Un rapport spécial consacré au transport intermodal de marchandises dans l’Union européenne (UE) a été publié par la Cour des comptes européennes le 27 mars 2023 .
Le document précise, tout d’abord, ce qu’est l’intermodalité :
- « Il s'agit de transporter des marchandises dans une seule unité de chargement (comme un conteneur ou une caisse mobile) en combinant plusieurs modes de transport (route, rail, voies navigables, aérien) ».
- « L’intermodalité consiste donc à tirer parti des points forts des différents modes de transport ».
La Cour a aussi analysé les textes européens qui peuvent favoriser le transport intermodal, elle constate :
- Le seul acte « spécifique » au transport intermodal de marchandises est la directive sur les transports combinés de 1992 qui « est dépassée et inefficace ». La Commission européenne a tenté à plusieurs reprises de réviser cette directive, « sans pouvoir obtenir l’accord des États membres ».
- Il existe d’autres textes « visant à promouvoir les modes de transport alternatif » mais « ils sont obsolètes ou contre-productif ».
- Il y a le règlement relatif au réseau transeuropéen de transport (RTE-T), dont la version actuellement en vigueur a été adoptée en 2013 et en cours de révision « qui pourrait améliorer la situation». Mais, « en l’état actuel des choses, le réseau européen de transport de fret n’est tout simplement pas adapté à l’intermodalité ».
Des objectifs de report modal irréalistes
Les conclusions de la Cour sur la situation du transport intermodal de marchandises au sein de l’Union européenne apparaissent ainsi sans appel. Même si elle le dit avec humour en indiquant que l'intermodalité « n’est pas sur de bons rails » :
- Le ferroviaire et le fluvial ne peuvent pas concurrencer la route et la part de celle-ci continue d’augmenter, atteignant environ 77 %.
- Les efforts pour restreindre le fret routier n’ont pas suffi à lever les obstacles réglementaires et infrastructurels qui pénalisent d’autres modes de transport.
- La route est le moyen de transport de marchandises le plus souple, et souvent aussi le plus rapide et le moins cher. Pas étonnant, donc, qu’il soit toujours choisi pour les trois quarts des marchandises de l’UE.
Cette situation nuit aux objectifs en matière de transition écologique des activités du transport de marchandises affichés de l’Union européenne , estime la Cour. « La décarbonation des transports est au cœur de l’objectif de l’UE consistant à réduire les émissions de gaz à effet de serre, tel que le prévoit le pacte vert pour l’Europe. Et l’intermodalité constitue un élément clé pour y parvenir ».

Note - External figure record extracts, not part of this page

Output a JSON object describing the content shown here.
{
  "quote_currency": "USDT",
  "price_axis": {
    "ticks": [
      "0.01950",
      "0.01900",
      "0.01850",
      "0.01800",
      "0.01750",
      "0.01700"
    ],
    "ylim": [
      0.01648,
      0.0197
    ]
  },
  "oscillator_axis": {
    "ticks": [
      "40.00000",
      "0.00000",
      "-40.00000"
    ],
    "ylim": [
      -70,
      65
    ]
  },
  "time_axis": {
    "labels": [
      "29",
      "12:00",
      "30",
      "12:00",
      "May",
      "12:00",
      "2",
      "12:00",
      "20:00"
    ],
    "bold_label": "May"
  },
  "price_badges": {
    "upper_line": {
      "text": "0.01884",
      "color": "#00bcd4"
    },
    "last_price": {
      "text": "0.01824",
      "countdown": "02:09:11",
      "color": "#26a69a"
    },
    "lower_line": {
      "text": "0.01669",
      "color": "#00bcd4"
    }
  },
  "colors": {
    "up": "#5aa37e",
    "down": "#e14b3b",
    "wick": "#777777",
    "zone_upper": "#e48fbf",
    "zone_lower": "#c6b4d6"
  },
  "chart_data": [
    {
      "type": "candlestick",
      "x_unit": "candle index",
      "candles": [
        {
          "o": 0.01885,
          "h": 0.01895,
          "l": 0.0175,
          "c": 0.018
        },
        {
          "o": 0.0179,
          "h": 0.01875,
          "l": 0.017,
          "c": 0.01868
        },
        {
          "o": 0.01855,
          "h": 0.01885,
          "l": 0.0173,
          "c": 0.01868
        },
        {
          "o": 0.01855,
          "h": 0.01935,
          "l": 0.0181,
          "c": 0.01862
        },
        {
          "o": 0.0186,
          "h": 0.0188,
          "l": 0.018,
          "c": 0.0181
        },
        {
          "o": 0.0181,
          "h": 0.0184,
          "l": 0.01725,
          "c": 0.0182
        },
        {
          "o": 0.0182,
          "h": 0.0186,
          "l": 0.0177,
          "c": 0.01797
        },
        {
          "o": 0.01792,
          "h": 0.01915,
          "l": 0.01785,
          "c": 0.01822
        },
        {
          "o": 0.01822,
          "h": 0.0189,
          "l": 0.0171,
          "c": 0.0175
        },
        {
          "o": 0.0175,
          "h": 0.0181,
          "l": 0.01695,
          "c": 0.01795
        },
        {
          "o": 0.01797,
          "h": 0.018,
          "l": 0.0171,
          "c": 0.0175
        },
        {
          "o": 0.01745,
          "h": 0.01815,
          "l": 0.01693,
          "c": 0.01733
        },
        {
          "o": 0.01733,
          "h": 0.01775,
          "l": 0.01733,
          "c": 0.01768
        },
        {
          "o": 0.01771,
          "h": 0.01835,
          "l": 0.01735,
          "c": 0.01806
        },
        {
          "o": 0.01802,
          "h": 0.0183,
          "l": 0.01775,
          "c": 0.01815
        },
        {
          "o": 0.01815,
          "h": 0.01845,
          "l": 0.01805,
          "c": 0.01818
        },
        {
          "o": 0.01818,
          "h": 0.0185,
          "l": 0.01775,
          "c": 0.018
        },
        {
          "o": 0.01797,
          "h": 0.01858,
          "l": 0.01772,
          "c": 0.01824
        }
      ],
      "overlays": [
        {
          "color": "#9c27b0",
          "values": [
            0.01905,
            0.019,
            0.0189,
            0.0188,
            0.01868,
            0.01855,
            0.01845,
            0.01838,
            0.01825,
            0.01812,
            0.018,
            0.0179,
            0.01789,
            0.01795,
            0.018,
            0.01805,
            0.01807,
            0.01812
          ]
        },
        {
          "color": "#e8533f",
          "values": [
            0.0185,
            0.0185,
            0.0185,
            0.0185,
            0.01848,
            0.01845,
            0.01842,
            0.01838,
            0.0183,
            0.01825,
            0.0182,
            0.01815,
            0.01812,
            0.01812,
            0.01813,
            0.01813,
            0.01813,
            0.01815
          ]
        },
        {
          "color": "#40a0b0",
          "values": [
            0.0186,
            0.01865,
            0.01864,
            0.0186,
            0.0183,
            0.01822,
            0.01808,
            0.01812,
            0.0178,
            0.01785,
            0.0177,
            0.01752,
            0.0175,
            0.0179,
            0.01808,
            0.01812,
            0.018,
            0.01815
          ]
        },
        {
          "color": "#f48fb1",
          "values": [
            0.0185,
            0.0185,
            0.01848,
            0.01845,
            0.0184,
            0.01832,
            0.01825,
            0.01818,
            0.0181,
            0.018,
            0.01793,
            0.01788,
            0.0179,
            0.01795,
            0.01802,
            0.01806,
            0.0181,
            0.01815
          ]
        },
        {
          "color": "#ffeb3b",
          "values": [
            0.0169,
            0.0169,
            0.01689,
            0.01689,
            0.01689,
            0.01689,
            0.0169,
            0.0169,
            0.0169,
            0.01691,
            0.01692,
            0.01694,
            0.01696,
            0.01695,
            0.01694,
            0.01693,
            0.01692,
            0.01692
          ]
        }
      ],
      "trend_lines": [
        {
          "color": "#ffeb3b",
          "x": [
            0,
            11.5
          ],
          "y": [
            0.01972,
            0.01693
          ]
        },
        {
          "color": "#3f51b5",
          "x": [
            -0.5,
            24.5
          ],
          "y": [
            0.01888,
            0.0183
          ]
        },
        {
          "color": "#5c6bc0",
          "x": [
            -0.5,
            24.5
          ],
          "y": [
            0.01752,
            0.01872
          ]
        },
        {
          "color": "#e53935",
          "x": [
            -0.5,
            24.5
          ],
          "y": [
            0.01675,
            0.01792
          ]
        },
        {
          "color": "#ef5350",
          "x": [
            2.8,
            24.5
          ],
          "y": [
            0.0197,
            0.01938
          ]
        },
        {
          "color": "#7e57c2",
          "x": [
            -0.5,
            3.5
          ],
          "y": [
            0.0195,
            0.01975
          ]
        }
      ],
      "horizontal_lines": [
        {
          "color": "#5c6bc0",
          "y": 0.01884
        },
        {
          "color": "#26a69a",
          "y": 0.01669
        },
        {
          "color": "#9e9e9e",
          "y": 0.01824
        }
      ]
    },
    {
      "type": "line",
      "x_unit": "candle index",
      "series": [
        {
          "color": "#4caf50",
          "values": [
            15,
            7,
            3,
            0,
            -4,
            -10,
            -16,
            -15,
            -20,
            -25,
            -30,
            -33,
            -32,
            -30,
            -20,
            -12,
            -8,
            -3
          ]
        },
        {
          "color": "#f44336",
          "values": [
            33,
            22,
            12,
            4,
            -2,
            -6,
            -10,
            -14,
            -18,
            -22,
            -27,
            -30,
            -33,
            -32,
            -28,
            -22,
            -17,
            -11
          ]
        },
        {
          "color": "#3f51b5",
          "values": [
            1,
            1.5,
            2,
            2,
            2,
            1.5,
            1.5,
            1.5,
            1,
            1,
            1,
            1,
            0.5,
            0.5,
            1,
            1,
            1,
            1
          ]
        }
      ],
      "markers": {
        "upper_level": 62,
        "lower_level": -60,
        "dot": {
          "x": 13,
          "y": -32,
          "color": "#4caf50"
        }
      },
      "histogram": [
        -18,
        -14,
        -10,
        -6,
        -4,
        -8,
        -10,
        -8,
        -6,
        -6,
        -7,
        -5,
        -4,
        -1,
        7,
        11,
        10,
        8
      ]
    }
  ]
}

Pour la Cour, la situation qu’elle a constatée montre que « les ambitions affichées au niveau de l’UE pour 2030 et 2050, soit le doublement du trafic ferroviaire et l’augmentation du recours à la navigation intérieure de 50 %, sont tout simplement irréalistes ».
L’UE met pourtant de l’argent sur la table : plus de 1,1 milliard d’euros ont été alloué à des projets visant à soutenir l’intermodalité entre 2014 et 2020.
Absense de stratégie
D’autre part, la Cour constate qu’il n’existe pas de stratégie de l’UE consacrée au seul transport intermodal de marchandises.
- « L’intermodalité relève plutôt de stratégies plus larges d’écologisation du fret, qui définissent des valeurs cibles quantitatives spécifiques en ce qui concerne le recours accru au rail et à la navigation intérieure.
- Toutefois, celles-ci n’étant pas contraignantes, les États membres ont fixé leurs propres valeurs cibles, qui ne sont pas toujours comparables avec les objectifs européens ou alignées sur ces derniers.
- Il est donc impossible d’évaluer si les efforts conjugués des États membres sont suffisants pour réaliser les objectifs globaux de l’UE en matière de transfert modal ».
Le rapport de la Cour des comptes est disponible en ligne.